Expérience et naïveté : le syncrétisme
de l’élégie romanesque
Contrairement à ce que
pratique Marivaux, la trivialisation crébillonienne, et le
déclassement qu’elle implique, sont implicites. C’est le
référent qui se trivialise, non le signifiant, qui au contraire
fait écran par les jeux de dissémination et de polarisation du
discours. Rares sont les locutions triviales, qu’on ne trouve
qu’au début des Lettres. À la lettre I, elles sont censées
trahir la naïveté et l’inexpérience de l’épistolière :
« Je sais donc, à vue de pays,
comment sont faits les amants, et je meurs de peur que vous n’en
soyez un. » (P. 49.)
Cette marquise qui sait
les choses « à vue de pays » et qui avoue ingénument
qu’elle « meurt de peur » est une bergère rococo, dont
le parler faussement paysan permet d’introduire dans le discours la
candeur savante propre au marivaudage : d’un côté la
simplicité du lexique la désigne comme proie libertine ; de
l’autre, le raffinement de la syntaxe lui fournit l’appareillage
verbal pour se défendre. Le sujet qui marivaude est un type
contradictoire impossible : la marquise est celle qui ne sait
pas et celle qui sait, celle qui ne se défie pas et se défie, celle
qui se livre et celle qui se protège.
On retrouve ici la
contradiction de l’élégie et du roman : l’héroïne de
l’élégie vient après l’événement, quand tout a déjà été
consommé, pour exposer ce qui reste de la dévastation amoureuse,
une situation, un état ; l’héroïne de roman, au contraire,
se présente avant l’événement, le prépare, le construit,
l’accomplit.

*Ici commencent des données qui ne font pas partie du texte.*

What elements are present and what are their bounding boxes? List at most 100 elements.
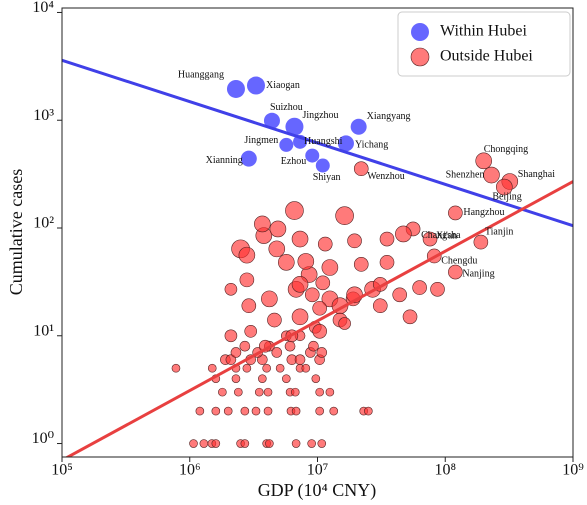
data-point bbox=[316, 347, 328, 358]
data-point bbox=[238, 246, 256, 264]
data-point bbox=[290, 387, 300, 397]
data-point bbox=[254, 387, 264, 397]
data-point bbox=[285, 117, 304, 136]
data-point bbox=[261, 290, 278, 308]
data-point bbox=[422, 231, 438, 247]
data-point bbox=[226, 79, 245, 98]
point-label: Beijing bbox=[492, 191, 521, 202]
data-point bbox=[315, 275, 331, 291]
x-tick-label: 10⁶ bbox=[179, 462, 201, 479]
data-point bbox=[312, 300, 327, 316]
data-point bbox=[317, 236, 333, 252]
data-point bbox=[195, 406, 205, 416]
data-point bbox=[325, 387, 335, 397]
data-point bbox=[251, 406, 261, 416]
data-point bbox=[353, 161, 369, 177]
data-point bbox=[211, 439, 221, 448]
data-point bbox=[241, 298, 257, 314]
data-point bbox=[392, 287, 408, 303]
data-point bbox=[321, 259, 339, 276]
x-tick-label: 10⁸ bbox=[434, 462, 456, 479]
legend-label: Outside Hubei bbox=[440, 48, 533, 65]
data-point bbox=[240, 150, 257, 167]
point-label: Jingzhou bbox=[302, 110, 338, 121]
data-point bbox=[240, 439, 250, 448]
point-label: Suizhou bbox=[270, 102, 303, 113]
data-point bbox=[483, 166, 500, 184]
data-point bbox=[284, 340, 296, 352]
data-point bbox=[224, 329, 238, 343]
point-label: Shiyan bbox=[313, 172, 341, 183]
data-point bbox=[430, 281, 445, 297]
data-point bbox=[234, 387, 243, 397]
data-point bbox=[350, 118, 367, 135]
data-point bbox=[448, 264, 463, 280]
point-label: Ezhou bbox=[281, 156, 307, 167]
data-point bbox=[315, 406, 324, 416]
y-tick-label: 10⁴ bbox=[32, 0, 54, 16]
data-point bbox=[239, 340, 251, 352]
point-label: Huanggang bbox=[178, 69, 224, 80]
data-point bbox=[291, 406, 301, 416]
legend-marker bbox=[410, 47, 430, 67]
data-point bbox=[218, 387, 227, 397]
legend-marker bbox=[411, 23, 429, 41]
data-point bbox=[207, 363, 217, 373]
data-point bbox=[230, 347, 242, 358]
data-point bbox=[294, 354, 306, 365]
data-point bbox=[347, 233, 362, 249]
data-point bbox=[402, 309, 418, 325]
x-tick-label: 10⁷ bbox=[307, 462, 329, 479]
data-point bbox=[379, 255, 395, 270]
point-label: Jingmen bbox=[244, 135, 278, 146]
y-tick-label: 10² bbox=[33, 215, 54, 232]
data-point bbox=[263, 387, 273, 397]
data-point bbox=[372, 298, 388, 314]
data-point bbox=[268, 240, 286, 258]
data-point bbox=[353, 257, 369, 272]
data-point bbox=[379, 231, 395, 247]
y-tick-label: 10³ bbox=[33, 107, 54, 124]
point-label: Chongqing bbox=[484, 144, 528, 155]
x-axis-label: GDP (10⁴ CNY) bbox=[258, 480, 377, 501]
point-label: Xiangyang bbox=[367, 111, 411, 122]
x-tick-label: 10⁹ bbox=[562, 462, 584, 479]
legend-label: Within Hubei bbox=[440, 23, 527, 40]
data-point bbox=[291, 230, 309, 248]
data-point bbox=[231, 374, 241, 383]
data-point bbox=[317, 439, 327, 448]
data-point bbox=[211, 406, 221, 416]
data-point bbox=[254, 215, 271, 233]
data-point bbox=[282, 374, 291, 383]
data-point bbox=[308, 340, 319, 352]
point-label: Shanghai bbox=[518, 169, 555, 180]
point-label: Hangzhou bbox=[463, 207, 504, 218]
data-point bbox=[285, 201, 304, 220]
data-point bbox=[448, 205, 463, 221]
legend-box bbox=[397, 11, 571, 77]
data-point bbox=[275, 363, 285, 373]
point-label: Yichang bbox=[355, 140, 388, 151]
data-point bbox=[267, 312, 282, 328]
data-point bbox=[225, 354, 237, 365]
data-point bbox=[475, 152, 493, 170]
y-axis-label: Cumulative cases bbox=[6, 169, 26, 295]
data-point bbox=[338, 317, 351, 330]
data-point bbox=[171, 363, 181, 373]
data-point bbox=[265, 439, 274, 448]
point-label: Changsha bbox=[421, 230, 461, 241]
data-point bbox=[278, 254, 295, 271]
y-tick-label: 10⁰ bbox=[32, 430, 54, 447]
point-label: Shenzhen bbox=[446, 169, 485, 180]
data-point bbox=[242, 363, 252, 373]
point-label: Chengdu bbox=[441, 255, 477, 266]
data-point bbox=[329, 406, 339, 416]
point-label: Xi'an bbox=[436, 230, 457, 241]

Le marivaudage est la gestion de cette contradiction,
la mise en œuvre syncrétique d’une élégie romanesque :
dans la perspective de l’élégie, la marquise sait déjà tout et
organise, au mieux, la gestion au plus long cours possible du désir
du comte ; dans la perspective du roman, dire qu’on sait à
vue de pays comment sont faits les amants, c’est signifier à
la dernière personne à qui il faudrait l’avouer qu’on ne sait
ni de près ni de loin à quoi ressemble un amant ; c’est
aussi annoncer le programme du roman : à la fin de son
éducation sentimentale, au moment de mourir, la marquise saura
vraiment cela :
« Je suis enfin parvenue à tout ce
qu’une passion malheureuse peut donner de tourments. La crainte de
votre inconstance m’occupait autrefois tout entière ; mais je
ne sais si je n’aimerais pas mieux vous voir inconstant, et vous
voir toujours, que de vous perdre fidèle. » (Lettre LXV,
p. 209.)
Ce que l’expérience
enseigne, c’est que le commerce amoureux ne repose pas
fondamentalement sur l’enjeu moral de l’inconstance et de la
fidélité, mais beaucoup plus concrètement sur l’alternative
physique de la présence et de l’absence. Mais dans les premières
lettres le savoir de la marquise n’est pas encore censé être un
savoir éprouvé, un savoir d’expérience. Le langage de la bergère
signale cette expérience qui manque : la légèreté familière
de l’expression fait symptôme comme discours de ce qui n’est pas
encore noué.
Compter fleurettes : le marchandage galant
Il est encore temps,
ici, de « conter fleurettes » parce que la marquise
découvre le jeu amoureux dans sa nouveauté, sa fraîcheur, sa
surprise :
« vous êtes galant homme, poli,
prévenant, séduisant même, si l’on n’y prenait garde. Vous me
contez fleurettes, cela ne laisse pas de me divertir, attendu que le
peu d’habitude où je suis d’en entendre, empêche qu’elles ne
m’endorment. » (Lettre II, p. 53.)
La marquise reconnaît
d’elle-même « le peu d’habitude où je suis d’en
entendre », son inexpérience face à un discours, à des
événements nouveaux. En même temps, ce discours, ces événements
procèdent d’un savoir qui a toujours été déjà là, qu’elle
caractérise et qu’elle identifie. En le désignant trivialement
comme « conter fleurettes », la marquise tente de le
domestiquer, de se l’approprier. Le présent « vous me contez
fleurettes » est moins historique que gnomique : ce que
vous faites là en ce moment avec moi, je le reconnais, je
l’identifie ; cela s’appelle conter fleurettes.
L’amour se trivialise
en fleurettes ; les fleurettes font mot dans la phrase
crébillonienne, un mot-objet qui s’autonomise : « le
peu d’habitude où je suis d’en entendre » reprend les
fleurettes au moyen du pronom « en » ; « empêche
qu’elles ne m’endorment » donne aux fleurettes le statut de
pronom sujet : « elles », ce sont les fleurettes. Or
autant la locution « conter fleurettes » est courante et
son sens établi et balisé, autant hors de cette locution les
fleurettes deviennent incongrues, comme en témoigne l’article
Fleurettes du Dictionnaire de Trévoux :
FLEURETTE, s. f.Diminutif. Petite fleur. Flosculus. Il ne se dit guère au
propre que dans la Poésie Pastorale. Cueillir les fleurettes
des prés.
☞ Fleurettes, en matière de
galanterie, se dit au figuré, de certains petits ornemens du
langage, des pensées agréables & riantes, des termes doux &
flatteurs qu’un homme emploie avec une femme à qui il veut plaire.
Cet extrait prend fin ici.